27 Friars StreetVery few of the people hurrying up and down Friars Street in Sudbury realise that there was a prison on the site of a building next to the offices of Bates, Wells and Braithwaite. Evidence from local newspapers and deeds show that in the 18th and early 19th centuries Friars Street was often called ‘the Gaol Street’.
There is nothing left of the gaol today as it was demolished c1828 when a new Town Hall and Gaol was being planned.  The old bridewell was in a shocking state and although attempts were made to sell the building in 1828, it was eventually torn down with the building material re-used. Another building went up on the site and it was not until the Sudbury Freemen’s Trust arranged for a blue plaque to commemorate the gaol that there was anything to remember over 200 years of prison history in Friars Street.
The Common Gaol was built in the early 17th century and was originally intended ‘ for the safe keeping, punishing and setting to work of rogues, vagabonds, sturdie beggars, idle persons and such as are not able to fynde for themselves habitacions, nor to susteyne themselves and their children, through their owne willfull slothfulness, being stronge of boddie and able to work, and will not’.
It was not just the dishonest and violent Sudburians who spent time in the Gaol but also those who were bankrupt.  Prostitutes and local people who would not conform to the teachings of the Church of England were also likely to be imprisoned.

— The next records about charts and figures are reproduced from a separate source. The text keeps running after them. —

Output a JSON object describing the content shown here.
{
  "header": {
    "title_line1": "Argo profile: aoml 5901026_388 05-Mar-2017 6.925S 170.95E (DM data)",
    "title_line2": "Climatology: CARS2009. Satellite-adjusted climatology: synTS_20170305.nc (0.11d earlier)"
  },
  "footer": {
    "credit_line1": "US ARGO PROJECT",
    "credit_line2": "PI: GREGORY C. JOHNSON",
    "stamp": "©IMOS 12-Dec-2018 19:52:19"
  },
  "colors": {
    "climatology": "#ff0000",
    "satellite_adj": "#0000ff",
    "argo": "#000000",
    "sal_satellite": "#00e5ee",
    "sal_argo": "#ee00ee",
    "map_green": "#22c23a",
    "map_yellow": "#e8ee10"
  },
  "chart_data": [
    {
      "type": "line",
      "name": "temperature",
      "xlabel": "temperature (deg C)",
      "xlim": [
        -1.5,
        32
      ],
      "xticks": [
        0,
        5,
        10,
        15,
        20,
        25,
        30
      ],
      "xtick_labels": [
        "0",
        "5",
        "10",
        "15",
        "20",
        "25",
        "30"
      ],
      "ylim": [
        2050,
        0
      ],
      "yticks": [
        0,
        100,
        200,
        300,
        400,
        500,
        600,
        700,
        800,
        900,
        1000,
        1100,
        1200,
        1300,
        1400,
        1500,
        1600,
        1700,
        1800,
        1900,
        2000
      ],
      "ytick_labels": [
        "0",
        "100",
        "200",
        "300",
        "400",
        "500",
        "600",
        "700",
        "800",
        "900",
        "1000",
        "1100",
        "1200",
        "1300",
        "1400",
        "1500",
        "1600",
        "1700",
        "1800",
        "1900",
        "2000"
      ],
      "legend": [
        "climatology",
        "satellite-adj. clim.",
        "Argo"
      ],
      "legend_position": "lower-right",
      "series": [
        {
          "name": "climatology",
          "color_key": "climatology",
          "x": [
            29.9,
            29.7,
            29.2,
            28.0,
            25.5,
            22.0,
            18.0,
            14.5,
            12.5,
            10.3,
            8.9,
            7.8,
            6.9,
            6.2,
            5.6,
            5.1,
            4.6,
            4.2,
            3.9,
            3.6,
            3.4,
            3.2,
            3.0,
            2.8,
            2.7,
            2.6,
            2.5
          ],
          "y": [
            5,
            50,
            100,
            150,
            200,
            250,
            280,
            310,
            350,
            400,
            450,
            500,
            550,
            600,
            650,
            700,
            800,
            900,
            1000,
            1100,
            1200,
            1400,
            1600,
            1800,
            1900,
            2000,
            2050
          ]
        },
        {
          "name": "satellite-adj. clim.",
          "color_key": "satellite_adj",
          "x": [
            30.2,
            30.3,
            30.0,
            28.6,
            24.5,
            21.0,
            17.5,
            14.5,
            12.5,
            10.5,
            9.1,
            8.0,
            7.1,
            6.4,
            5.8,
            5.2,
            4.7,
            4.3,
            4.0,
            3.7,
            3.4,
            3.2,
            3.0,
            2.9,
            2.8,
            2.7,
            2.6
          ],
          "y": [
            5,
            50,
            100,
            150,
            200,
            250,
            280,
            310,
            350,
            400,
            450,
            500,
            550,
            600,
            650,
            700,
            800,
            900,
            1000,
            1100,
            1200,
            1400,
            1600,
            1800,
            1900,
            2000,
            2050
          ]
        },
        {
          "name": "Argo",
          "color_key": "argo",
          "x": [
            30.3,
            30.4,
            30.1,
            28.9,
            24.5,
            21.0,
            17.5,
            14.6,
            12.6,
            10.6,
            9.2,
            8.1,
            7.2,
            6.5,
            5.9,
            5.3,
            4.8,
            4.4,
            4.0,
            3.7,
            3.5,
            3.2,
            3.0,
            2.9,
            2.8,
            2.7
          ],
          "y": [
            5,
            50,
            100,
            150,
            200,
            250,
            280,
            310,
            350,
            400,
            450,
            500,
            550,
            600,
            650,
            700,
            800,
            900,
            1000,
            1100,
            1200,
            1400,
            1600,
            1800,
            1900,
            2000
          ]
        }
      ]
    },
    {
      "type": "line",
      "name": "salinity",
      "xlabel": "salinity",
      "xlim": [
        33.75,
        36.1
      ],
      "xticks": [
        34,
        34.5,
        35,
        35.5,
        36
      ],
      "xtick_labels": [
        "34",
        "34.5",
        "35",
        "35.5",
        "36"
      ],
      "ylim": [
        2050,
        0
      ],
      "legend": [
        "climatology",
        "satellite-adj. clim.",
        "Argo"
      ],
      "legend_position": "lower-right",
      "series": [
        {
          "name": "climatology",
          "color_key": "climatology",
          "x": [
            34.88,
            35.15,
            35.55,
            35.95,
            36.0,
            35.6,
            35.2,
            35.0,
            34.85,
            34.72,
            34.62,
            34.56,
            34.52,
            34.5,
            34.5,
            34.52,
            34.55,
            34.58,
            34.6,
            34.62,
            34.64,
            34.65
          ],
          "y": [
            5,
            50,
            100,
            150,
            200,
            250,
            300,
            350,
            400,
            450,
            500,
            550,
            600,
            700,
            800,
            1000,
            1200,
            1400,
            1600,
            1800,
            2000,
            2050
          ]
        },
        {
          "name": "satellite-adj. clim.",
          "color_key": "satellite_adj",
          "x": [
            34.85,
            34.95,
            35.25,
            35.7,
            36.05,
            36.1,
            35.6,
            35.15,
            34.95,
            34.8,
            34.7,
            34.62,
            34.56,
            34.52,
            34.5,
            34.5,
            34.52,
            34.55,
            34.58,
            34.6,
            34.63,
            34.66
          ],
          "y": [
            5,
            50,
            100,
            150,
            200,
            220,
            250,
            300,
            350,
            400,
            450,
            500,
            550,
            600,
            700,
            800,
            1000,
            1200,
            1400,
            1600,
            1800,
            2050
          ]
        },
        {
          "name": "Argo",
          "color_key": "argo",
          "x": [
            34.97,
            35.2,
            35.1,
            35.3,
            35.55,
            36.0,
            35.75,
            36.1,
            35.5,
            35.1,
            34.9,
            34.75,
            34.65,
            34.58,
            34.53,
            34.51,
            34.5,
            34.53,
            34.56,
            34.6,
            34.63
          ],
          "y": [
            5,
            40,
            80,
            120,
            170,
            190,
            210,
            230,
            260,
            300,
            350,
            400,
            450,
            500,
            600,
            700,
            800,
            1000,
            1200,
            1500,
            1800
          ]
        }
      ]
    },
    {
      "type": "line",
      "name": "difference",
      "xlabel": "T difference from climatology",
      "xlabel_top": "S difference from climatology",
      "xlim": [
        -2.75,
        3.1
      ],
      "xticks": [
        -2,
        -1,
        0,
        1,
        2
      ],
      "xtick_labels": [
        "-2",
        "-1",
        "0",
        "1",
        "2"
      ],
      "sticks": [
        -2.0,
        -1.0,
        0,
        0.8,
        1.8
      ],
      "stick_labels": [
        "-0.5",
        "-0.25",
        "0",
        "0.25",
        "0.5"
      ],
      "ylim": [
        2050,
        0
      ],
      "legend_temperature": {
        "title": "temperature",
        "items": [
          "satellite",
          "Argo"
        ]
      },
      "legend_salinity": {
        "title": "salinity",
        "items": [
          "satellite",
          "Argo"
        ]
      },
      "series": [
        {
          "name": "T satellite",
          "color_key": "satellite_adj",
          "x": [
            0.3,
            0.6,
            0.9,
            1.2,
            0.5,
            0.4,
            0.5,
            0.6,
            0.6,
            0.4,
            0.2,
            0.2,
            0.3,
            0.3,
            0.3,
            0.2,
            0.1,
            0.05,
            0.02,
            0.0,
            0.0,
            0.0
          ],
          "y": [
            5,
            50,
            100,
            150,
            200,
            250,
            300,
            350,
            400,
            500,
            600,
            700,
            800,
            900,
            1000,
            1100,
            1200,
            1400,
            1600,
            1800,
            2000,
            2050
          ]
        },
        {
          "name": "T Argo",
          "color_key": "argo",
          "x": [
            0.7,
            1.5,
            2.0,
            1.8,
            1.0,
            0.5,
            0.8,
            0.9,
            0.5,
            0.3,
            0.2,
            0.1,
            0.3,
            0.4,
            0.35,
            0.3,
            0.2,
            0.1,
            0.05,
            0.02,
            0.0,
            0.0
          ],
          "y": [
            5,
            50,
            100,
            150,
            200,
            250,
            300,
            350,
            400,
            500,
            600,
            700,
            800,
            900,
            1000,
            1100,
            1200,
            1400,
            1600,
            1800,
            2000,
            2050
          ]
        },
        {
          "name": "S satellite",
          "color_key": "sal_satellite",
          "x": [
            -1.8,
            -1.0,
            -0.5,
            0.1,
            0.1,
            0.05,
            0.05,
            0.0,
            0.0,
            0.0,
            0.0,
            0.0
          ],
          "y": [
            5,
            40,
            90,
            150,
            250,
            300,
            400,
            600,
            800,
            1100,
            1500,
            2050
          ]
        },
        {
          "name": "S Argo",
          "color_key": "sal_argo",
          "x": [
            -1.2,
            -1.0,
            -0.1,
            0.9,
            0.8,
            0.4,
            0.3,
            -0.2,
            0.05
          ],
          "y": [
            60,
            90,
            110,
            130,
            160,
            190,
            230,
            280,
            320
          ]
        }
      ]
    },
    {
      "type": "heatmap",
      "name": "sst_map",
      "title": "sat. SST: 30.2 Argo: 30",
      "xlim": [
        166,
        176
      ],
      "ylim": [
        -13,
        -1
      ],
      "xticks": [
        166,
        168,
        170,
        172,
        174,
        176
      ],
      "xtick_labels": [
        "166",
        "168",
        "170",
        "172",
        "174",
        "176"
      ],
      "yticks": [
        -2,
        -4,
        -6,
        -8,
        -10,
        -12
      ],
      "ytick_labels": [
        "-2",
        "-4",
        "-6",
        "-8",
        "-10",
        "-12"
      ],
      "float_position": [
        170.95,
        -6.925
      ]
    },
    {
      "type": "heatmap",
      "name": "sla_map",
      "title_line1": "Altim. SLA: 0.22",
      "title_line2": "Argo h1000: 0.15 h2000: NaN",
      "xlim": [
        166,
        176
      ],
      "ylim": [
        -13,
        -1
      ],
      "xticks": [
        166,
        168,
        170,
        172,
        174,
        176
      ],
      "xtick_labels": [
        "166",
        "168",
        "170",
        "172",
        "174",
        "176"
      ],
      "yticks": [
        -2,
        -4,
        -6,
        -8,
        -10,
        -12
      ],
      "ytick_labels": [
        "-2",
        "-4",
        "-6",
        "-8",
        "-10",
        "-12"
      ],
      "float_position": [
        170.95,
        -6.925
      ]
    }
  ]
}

Non-conformists were persecuted heavily between 1662 and 1772 and the Quakers were continually targeted as they insisted on holding their meetings openly whilst other Dissenters met in private houses or barns. Many Quakers were arrested in their houses by the constables of the Town and sent to prison in Bury St. Edmunds when they refused to swear the Oath of Allegiance in front of the Justices. Before being taken to Bury St. Edmunds, it is possible that they spent time either in the Friars Street Gaol or perhaps in the cells in the Old Town Hall. Thomas Kemp, for example, did not survive the ordeal and died in prison on March 26th, 1684. Geoffrey Bullock, who is remembered today by ‘Bullocks Lane’ leading from Friars Street to Meadow Lane, also spent time in Bury St. Edmunds Gaol in 1659 with many other Quakers from Sudbury.
W.W. Hodson, in ‘The Story of the Independents of Sudbury’, described the old Gaol with “its gloomy and forbidding front garnished with festoons of chains and manacles, which clanked ominously as the wind played amongst them, like the irons of the gibbet on Gallows Hill. From a small aperture left in the grated windows of the cells, the prisoners incarcerated for crime or debt or ‘for conscience’ sake, used to beg for a part of their daily sustenance from passers-by. The cells were low and small, bitterly cold, and filthy in the extreme without water or any convenience.’
In December 1776, an inspection of Sudbury Borough Gaol noted that there were no prisoners but, the accommodation ‘Has for Debtors a day-room with a fire-place; and two little rooms for them to lodge in, about seven feet by five each. A room for Men-felons with a fire-place and a loom; another for women; this also has a fire-place. A court-yard, not secure; and the water not accessible to prisoners. They have no allowance. Keeper, no salary.’ A bar of wood across one corner of each room with a little straw on the floor was ‘the necessary’.
Conditions had not improved by the early 19th century and it was not until the new Town Hall and Gaol was built in 1828 under the direction of Mr. Ginn that Sudbury had a prison ‘admirably adapted to the purpose’. Whilst the new gaol was on a small scale for ‘want of ground’, it consisted of four cells, with a yard and governor’s house. The cells had brick floors and in later years became very damp. The gaol was often used as a temporary place of confinement before prisoners were sent to Bury Gaol but inmates in Sudbury no longer had to beg for food from their cell windows.